Thermal Contraction and Expansion of Cable Tray

All materials expand and contract due to temperature changes. It is important that cable tray installations incorporate features which provide adequate compensation for their thermal contraction and expansion.

1993 NEC Section 300-7 (b) states that “Raceways shall be provided with expansion joints where necessary to compensate for the thermal expansion or contraction.” In 1993 NEC Article 318 there are no requirements for the handling of the thermal contraction and expansion of cable tray. This subject is addressed in the NEMA Standards Publication No. VE 1 “Metallic Cable Tray Systems” Section 6.8.

There are expansion joint splice plates and bonding jumpers available from cable tray manufacturers. A cable tray support should be located within 2 feet of each side of the expansion joint splice plates position. The cable trays must not be clamped to each support so firmly that the cable tray cannot expand without distortion. The cable tray needs to be anchored at the support closest to the midpoint between the expansion joints with hold down clamps and secured by expansion guides at all other support locations. The expansion guides allow the cable tray to slide back and forth as it contracts and expands. If provisions for the thermal contraction and expansion of the cable trays are not provided for where there are large summer to winter temperature extremes (example: roof top installations); there is the potential for the cable trays to tear loose from their supports, for the cable trays to bend (snake), or for bolt hole elongations at the splice plate areas.

Bridges and some other structures have expansion joints. Installing expansion joints in the cable tray runs only at the structure expansion joint positions, does not normally provide a valid solution to adequately compensate for the cable tray’s thermal contraction and expansion.

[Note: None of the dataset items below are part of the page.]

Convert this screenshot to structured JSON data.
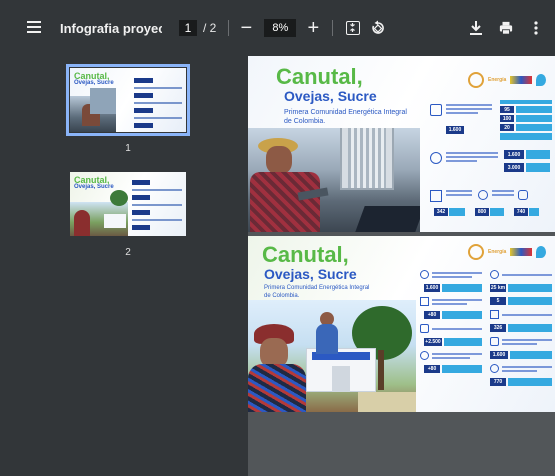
{
  "toolbar": {
    "menu_icon": "menu-icon",
    "document_title": "Infografia proyect...",
    "current_page": "1",
    "page_separator": "/ 2",
    "zoom_minus": "−",
    "zoom_level": "8%",
    "zoom_plus": "+",
    "fit_icon": "fit-page-icon",
    "rotate_icon": "rotate-icon",
    "download_icon": "download-icon",
    "print_icon": "print-icon",
    "more_icon": "more-vert-icon"
  },
  "sidebar": {
    "thumbnails": [
      {
        "label": "1",
        "selected": true
      },
      {
        "label": "2",
        "selected": false
      }
    ],
    "accent_color": "#8ab4f8"
  },
  "pages": [
    {
      "title_line1": "Canutal,",
      "title_line2": "Ovejas, Sucre",
      "subtitle": "Primera Comunidad Energética Integral de Colombia.",
      "logo_text": "Energía",
      "stats": [
        "95",
        "100",
        "20",
        "1.600",
        "1.600",
        "3.000",
        "342",
        "800",
        "740"
      ]
    },
    {
      "title_line1": "Canutal,",
      "title_line2": "Ovejas, Sucre",
      "subtitle": "Primera Comunidad Energética Integral de Colombia.",
      "logo_text": "Energía",
      "stats": [
        "1.600",
        "+80",
        "+2.500",
        "+80",
        "25 km",
        "5",
        "326",
        "1.600",
        "770"
      ]
    }
  ],
  "colors": {
    "toolbar_bg": "#323639",
    "viewer_bg": "#525659",
    "title_green": "#58b947",
    "title_blue": "#2b59c3",
    "stat_navy": "#1b3a8a"
  }
}
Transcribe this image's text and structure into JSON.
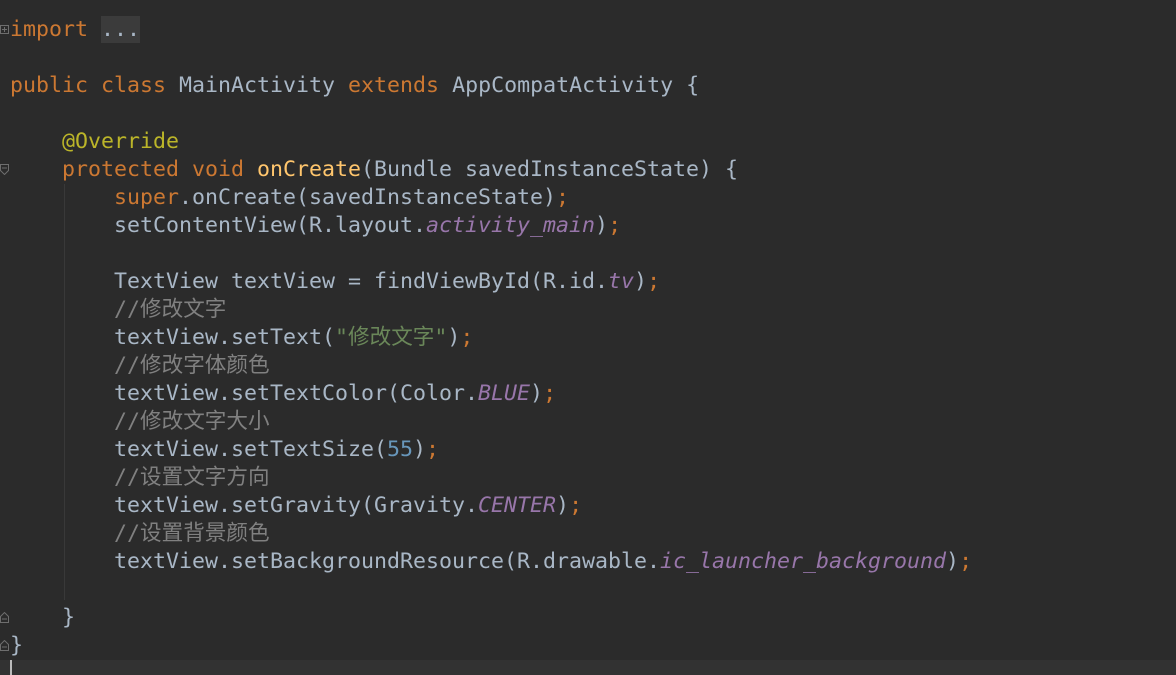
{
  "theme": {
    "background": "#2B2B2B",
    "current_line": "#323232",
    "caret": "#BBBBBB",
    "indent_guide": "#393939",
    "fold_box": "#3B3B3B",
    "gutter_icon": "#6E6E6E"
  },
  "editor": {
    "lines": [
      {
        "fold": "fold-expand-icon",
        "tokens": [
          {
            "text": "import ",
            "color": "#CC7832"
          },
          {
            "text": "...",
            "color": "#A9B7C6",
            "folded": true
          }
        ]
      },
      {
        "tokens": []
      },
      {
        "tokens": [
          {
            "text": "public ",
            "color": "#CC7832"
          },
          {
            "text": "class ",
            "color": "#CC7832"
          },
          {
            "text": "MainActivity ",
            "color": "#A9B7C6"
          },
          {
            "text": "extends ",
            "color": "#CC7832"
          },
          {
            "text": "AppCompatActivity {",
            "color": "#A9B7C6"
          }
        ]
      },
      {
        "tokens": []
      },
      {
        "tokens": [
          {
            "text": "    @Override",
            "color": "#BBB529"
          }
        ]
      },
      {
        "fold": "fold-start-icon",
        "tokens": [
          {
            "text": "    protected ",
            "color": "#CC7832"
          },
          {
            "text": "void ",
            "color": "#CC7832"
          },
          {
            "text": "onCreate",
            "color": "#FFC66D"
          },
          {
            "text": "(Bundle savedInstanceState) {",
            "color": "#A9B7C6"
          }
        ]
      },
      {
        "tokens": [
          {
            "text": "        super",
            "color": "#CC7832"
          },
          {
            "text": ".onCreate(savedInstanceState)",
            "color": "#A9B7C6"
          },
          {
            "text": ";",
            "color": "#CC7832"
          }
        ]
      },
      {
        "tokens": [
          {
            "text": "        setContentView(R.layout.",
            "color": "#A9B7C6"
          },
          {
            "text": "activity_main",
            "color": "#9876AA",
            "italic": true
          },
          {
            "text": ")",
            "color": "#A9B7C6"
          },
          {
            "text": ";",
            "color": "#CC7832"
          }
        ]
      },
      {
        "tokens": []
      },
      {
        "tokens": [
          {
            "text": "        TextView textView = findViewById(R.id.",
            "color": "#A9B7C6"
          },
          {
            "text": "tv",
            "color": "#9876AA",
            "italic": true
          },
          {
            "text": ")",
            "color": "#A9B7C6"
          },
          {
            "text": ";",
            "color": "#CC7832"
          }
        ]
      },
      {
        "tokens": [
          {
            "text": "        //修改文字",
            "color": "#808080"
          }
        ]
      },
      {
        "tokens": [
          {
            "text": "        textView.setText(",
            "color": "#A9B7C6"
          },
          {
            "text": "\"修改文字\"",
            "color": "#6A8759"
          },
          {
            "text": ")",
            "color": "#A9B7C6"
          },
          {
            "text": ";",
            "color": "#CC7832"
          }
        ]
      },
      {
        "tokens": [
          {
            "text": "        //修改字体颜色",
            "color": "#808080"
          }
        ]
      },
      {
        "tokens": [
          {
            "text": "        textView.setTextColor(Color.",
            "color": "#A9B7C6"
          },
          {
            "text": "BLUE",
            "color": "#9876AA",
            "italic": true
          },
          {
            "text": ")",
            "color": "#A9B7C6"
          },
          {
            "text": ";",
            "color": "#CC7832"
          }
        ]
      },
      {
        "tokens": [
          {
            "text": "        //修改文字大小",
            "color": "#808080"
          }
        ]
      },
      {
        "tokens": [
          {
            "text": "        textView.setTextSize(",
            "color": "#A9B7C6"
          },
          {
            "text": "55",
            "color": "#6897BB"
          },
          {
            "text": ")",
            "color": "#A9B7C6"
          },
          {
            "text": ";",
            "color": "#CC7832"
          }
        ]
      },
      {
        "tokens": [
          {
            "text": "        //设置文字方向",
            "color": "#808080"
          }
        ]
      },
      {
        "tokens": [
          {
            "text": "        textView.setGravity(Gravity.",
            "color": "#A9B7C6"
          },
          {
            "text": "CENTER",
            "color": "#9876AA",
            "italic": true
          },
          {
            "text": ")",
            "color": "#A9B7C6"
          },
          {
            "text": ";",
            "color": "#CC7832"
          }
        ]
      },
      {
        "tokens": [
          {
            "text": "        //设置背景颜色",
            "color": "#808080"
          }
        ]
      },
      {
        "tokens": [
          {
            "text": "        textView.setBackgroundResource(R.drawable.",
            "color": "#A9B7C6"
          },
          {
            "text": "ic_launcher_background",
            "color": "#9876AA",
            "italic": true
          },
          {
            "text": ")",
            "color": "#A9B7C6"
          },
          {
            "text": ";",
            "color": "#CC7832"
          }
        ]
      },
      {
        "tokens": []
      },
      {
        "fold": "fold-end-icon",
        "tokens": [
          {
            "text": "    }",
            "color": "#A9B7C6"
          }
        ]
      },
      {
        "fold": "fold-end-icon",
        "tokens": [
          {
            "text": "}",
            "color": "#A9B7C6"
          }
        ]
      }
    ]
  }
}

The materials of the structures and the cable trays are different. They will have different values of thermal contraction and expansion. They each require unique solutions for their thermal compensation and expansion.

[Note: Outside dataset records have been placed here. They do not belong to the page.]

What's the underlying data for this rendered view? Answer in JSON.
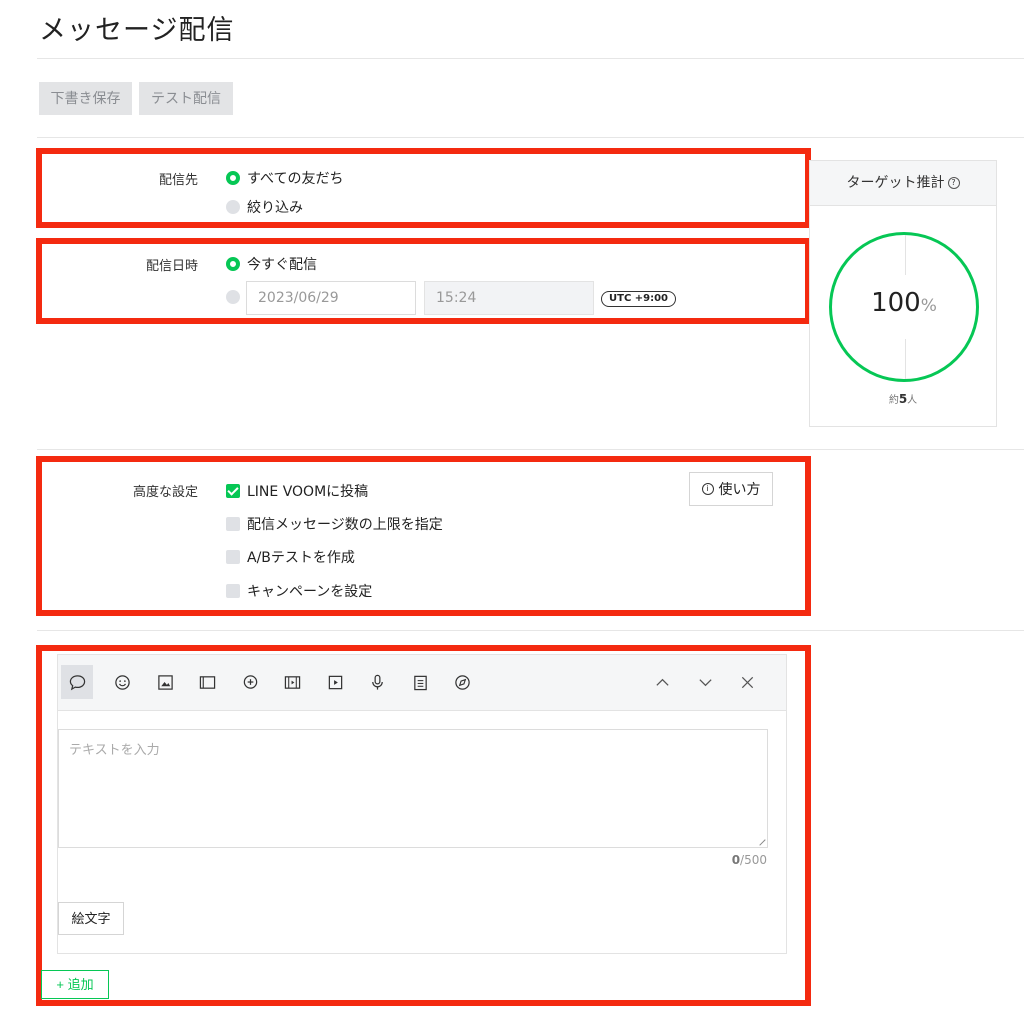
{
  "page": {
    "title": "メッセージ配信"
  },
  "actions": {
    "draft_save": "下書き保存",
    "test_send": "テスト配信"
  },
  "recipient": {
    "label": "配信先",
    "options": [
      {
        "label": "すべての友だち",
        "selected": true
      },
      {
        "label": "絞り込み",
        "selected": false
      }
    ]
  },
  "schedule": {
    "label": "配信日時",
    "now_label": "今すぐ配信",
    "date_placeholder": "2023/06/29",
    "time_placeholder": "15:24",
    "timezone": "UTC +9:00"
  },
  "target": {
    "title": "ターゲット推計",
    "help_icon": "?",
    "percent": "100",
    "percent_unit": "%",
    "approx_prefix": "約",
    "approx_count": "5",
    "approx_suffix": "人",
    "level": 1.0,
    "color": "#06c755"
  },
  "advanced": {
    "label": "高度な設定",
    "howto_label": "使い方",
    "info_icon": "i",
    "options": [
      {
        "label": "LINE VOOMに投稿",
        "checked": true
      },
      {
        "label": "配信メッセージ数の上限を指定",
        "checked": false
      },
      {
        "label": "A/Bテストを作成",
        "checked": false
      },
      {
        "label": "キャンペーンを設定",
        "checked": false
      }
    ]
  },
  "editor": {
    "toolbar_icons": [
      "speech-bubble-icon",
      "smiley-icon",
      "image-icon",
      "card-icon",
      "chat-plus-icon",
      "film-icon",
      "video-play-icon",
      "microphone-icon",
      "clipboard-icon",
      "compass-icon",
      "chevron-up-icon",
      "chevron-down-icon",
      "close-icon"
    ],
    "text_placeholder": "テキストを入力",
    "count_current": "0",
    "count_max": "/500",
    "emoji_button": "絵文字"
  },
  "add_button": {
    "icon": "+",
    "label": "追加"
  },
  "colors": {
    "accent": "#06c755",
    "highlight": "#f42a10"
  }
}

In the NEMA Metallic Cable Tray Systems Standard VE 1, Section 6.8 Thermal Contraction and Expansion. VE 1 Table 6-1 shows the allowable lengths of steel and aluminum cable tray between expansion joints for the temperature differential values.

Thermal Contraction and Expansion of Cable Tray

For a 100° F differential (winter to summer), a steel cable tray will require an expansion joint every 128 feet and an aluminum cable tray every 65 feet. The temperature at the time of installation will dictate the gap setting.

VE 1 Figure 6-9 is a nomograph from which the required metal expansion gap setting may be determined.

The Gap Setting of the Expansion Joint Splice Plate Nomograph is used as follows per the example indicated on VE 1 Figure 6-9.

Step 1. Plot the highest expected cable tray metal temperature on the maximum temperature vertical axis. Example’s Value = 100° F.

Step 2. Plot the lowest expected cable tray metal temperature on the minimum temperature vertical axis. Example’s Value: = -28° F.

Step 3. Draw a line between these maximum and minimum temperature points on the two vertical axis.

Step 4. To determine the required expansion joint gap setting: Plot the cable tray metal temperature at the time of the cable tray installation on the Maximum temperature vertical axis (Example’s Value: 50° F). Project over from the 50° F point on the maximum temperature vertical axis to an intersection with the line between the maximum and minimum cable tray metal temperatures. From this intersection point, project down to the gap setting horizontal axis to find the correct gap setting value (Example’s Value: 3/8 inch gap setting). This is the length of the gap to be set between the cable tray sections at the expansion joint splice plate location.

For simplicity, the bonding jumpers around the expansion joint splice plates should be sized to match the fault current capacity of the cable tray side rails or the cable tray cross section for one piece construction cable trays. Following such a practice will not require that the bonding jumpers must be changed if higher capacity circuits (that require increases in the protective device sizes or setting) are installed in the cable tray at a later date. If it is known that there will not be any additions of higher rated circuits and that the rating of the protective devices will not be increased, the bonding jumpers may be sized as per 1993 NEC Table 250-95.